安政の大獄の名で大老;井伊が松陰に目をつけ、彼を処刑したことになっているが、当時の松陰は世間に溢れ出した尊攘派の中の特に荒っぽい一人に過ぎず、井伊は松陰という男のことなど知らない。井伊は、松陰の処刑について長州藩に意向を聞いている。長州藩の回答が、松陰の行動を「暴発」とし、「斬首やむなし」というものであった。
当時の幕閣にしても、諸大名にしても、松陰処刑を殊更の事件とも何ともみていない。不逞の輩が一人処刑されただけである。

こういう松陰を「師」であると崇めだしたのは、維新が成立してしばらく経ってからのことである。
拾い上げたのは、日本軍閥の祖、長州閥の元凶、山縣有朋である。

中間(ちゅうげん)という足軽以下の出自をもつ山縣は、自然と累進するに従い、拠り所が欲しくなったのだろう。
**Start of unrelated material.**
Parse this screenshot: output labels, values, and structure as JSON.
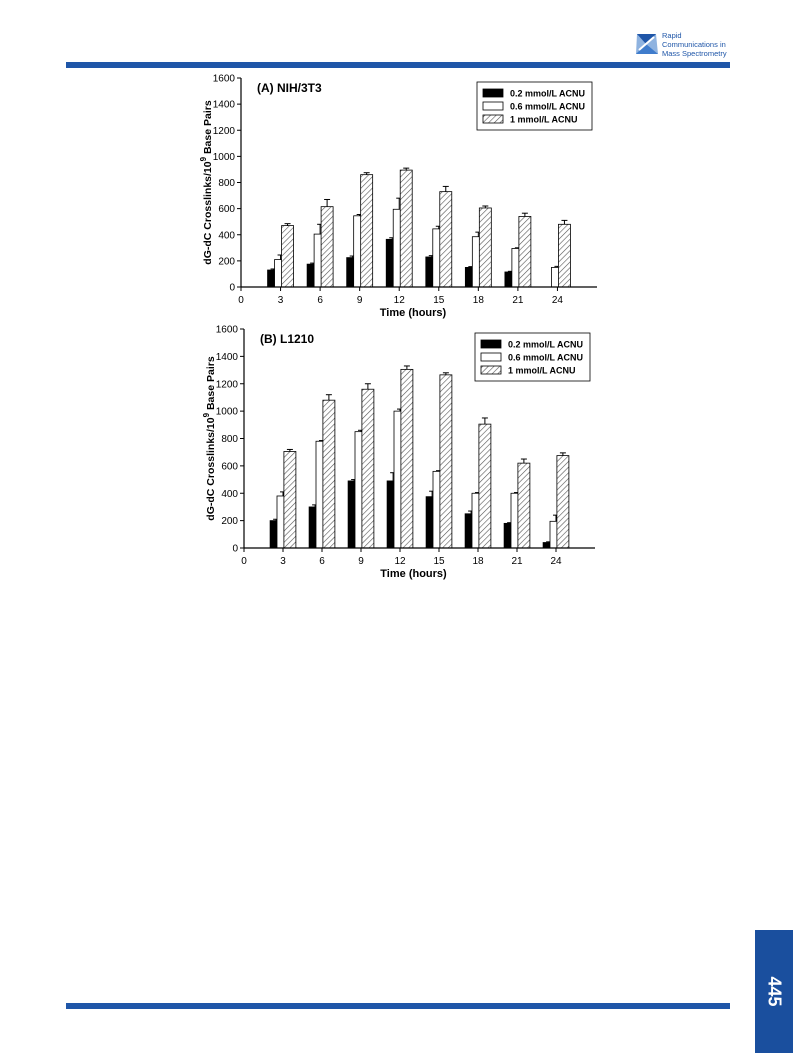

また、それが必要と感じたに違いない。権力欲の強い男は、己を引き上げるためにこういうことをやる。自分に自信のない権力者ほど、その傾向が強い。これによって、吉田松陰=松下村塾は一気に陽の当たる場所へ躍り出た。あとは、雪だるまが坂道を転がるようなもので、気がつけば松陰は「神様」になっていたのである。

高杉晋作、久坂玄瑞、前原一誠等が、松陰の「遺志」を継いだ“跳ね上がり”であったことを整理して述べれば、松陰の実像はもっと理解し易くなる筈である。
百歩譲って、松陰が何らかの思想をもっていたとしても、それは将来に向けて何の展望もない、虚妄と呼ぶに近いもので、ひたすら倒幕の機会を窺っていた長州藩そのものにとっても松陰は単なる厄介者に過ぎなかった。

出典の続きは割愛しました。